Ramsey jest nieporozumieniem. Od razu zaznaczam, że nie wychwalałem go pod niebiosa po bramce z Sunderlandem czy jakiejkolwiek innej - on w tym klubie jest totalnym nieporozumieniem, z rozgrywającym który albo unika gry albo zagrywa piłki niedokładne o KILKANAŚCIE metrów to niewiele można zdziałać w ofensywie. I nikt mnie nie przekona, że jest inaczej i on coś wnosi do tej drużyny. Poza tym fatalny mecz TV5, chyba najgorszy w naszych barwach... Tragedia, obyśmy z tego FA Cup nie odpadli bo będzie jak w zeszłym sezonie.
i trzeba zrobić wkoncu jakies porządne transfery!!!
oczywisice zawsze moglo byc gorzej, albo i nie.
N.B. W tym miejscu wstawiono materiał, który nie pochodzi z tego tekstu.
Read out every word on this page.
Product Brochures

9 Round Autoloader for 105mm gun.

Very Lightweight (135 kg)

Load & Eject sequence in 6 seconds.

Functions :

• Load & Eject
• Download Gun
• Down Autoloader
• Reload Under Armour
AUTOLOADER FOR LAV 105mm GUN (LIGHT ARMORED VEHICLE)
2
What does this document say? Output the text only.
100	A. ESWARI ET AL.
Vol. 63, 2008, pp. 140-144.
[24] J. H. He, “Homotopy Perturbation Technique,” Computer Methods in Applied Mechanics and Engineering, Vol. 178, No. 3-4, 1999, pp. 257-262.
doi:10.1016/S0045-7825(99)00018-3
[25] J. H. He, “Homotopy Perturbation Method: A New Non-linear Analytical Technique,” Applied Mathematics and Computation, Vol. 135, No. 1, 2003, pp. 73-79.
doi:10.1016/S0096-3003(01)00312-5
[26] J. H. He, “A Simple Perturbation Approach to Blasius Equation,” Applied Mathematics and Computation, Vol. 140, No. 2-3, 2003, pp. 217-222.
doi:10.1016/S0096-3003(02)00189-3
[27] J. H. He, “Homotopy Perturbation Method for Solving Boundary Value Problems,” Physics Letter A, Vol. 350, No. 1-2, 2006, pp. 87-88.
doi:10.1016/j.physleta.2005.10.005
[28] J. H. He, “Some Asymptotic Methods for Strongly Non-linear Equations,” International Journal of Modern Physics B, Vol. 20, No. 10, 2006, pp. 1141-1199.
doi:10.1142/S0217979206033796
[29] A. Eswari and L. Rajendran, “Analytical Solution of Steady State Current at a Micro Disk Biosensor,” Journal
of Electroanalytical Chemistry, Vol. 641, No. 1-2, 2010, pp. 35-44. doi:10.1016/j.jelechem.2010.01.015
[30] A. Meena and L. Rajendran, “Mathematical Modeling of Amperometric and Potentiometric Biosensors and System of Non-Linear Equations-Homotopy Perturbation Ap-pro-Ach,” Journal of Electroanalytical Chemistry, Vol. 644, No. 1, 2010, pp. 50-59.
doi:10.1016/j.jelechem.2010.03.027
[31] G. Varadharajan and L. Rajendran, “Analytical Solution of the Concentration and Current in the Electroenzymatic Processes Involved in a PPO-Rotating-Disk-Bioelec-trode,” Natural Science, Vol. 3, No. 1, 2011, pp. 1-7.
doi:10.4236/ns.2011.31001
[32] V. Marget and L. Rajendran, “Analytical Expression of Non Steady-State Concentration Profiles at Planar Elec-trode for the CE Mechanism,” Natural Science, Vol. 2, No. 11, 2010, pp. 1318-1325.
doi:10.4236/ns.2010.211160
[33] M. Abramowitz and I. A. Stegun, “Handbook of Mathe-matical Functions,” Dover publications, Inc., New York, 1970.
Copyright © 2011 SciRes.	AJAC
Ciekaw jestem wypowiedzi pomeczowej wszelakich menadzerow a w szczegolnosci naszego, ta porazka jakos nie zmieni mojego podejscia do Arsenalu, nadal kocham ten klub, wygrywajacy czy przegrywajacy.
brak slow , druzyna licha od lat nie bylo tak slabej jak dzis, wenger ma oko do talentow ,ale nie potrafi zrobic teamu na puchar...jakikolwiek
przestancie pisac o murawie bo jestescie tak samo zalosni jak nasz arsenal dzisiaj. Zaznalismy kompromitacji juz drugi raz w tym sezonie i to cholernie boli. Trzeba wyciagnac wnioski. Oczywiscie Arsene i zawodnicy musza je wyciagnac.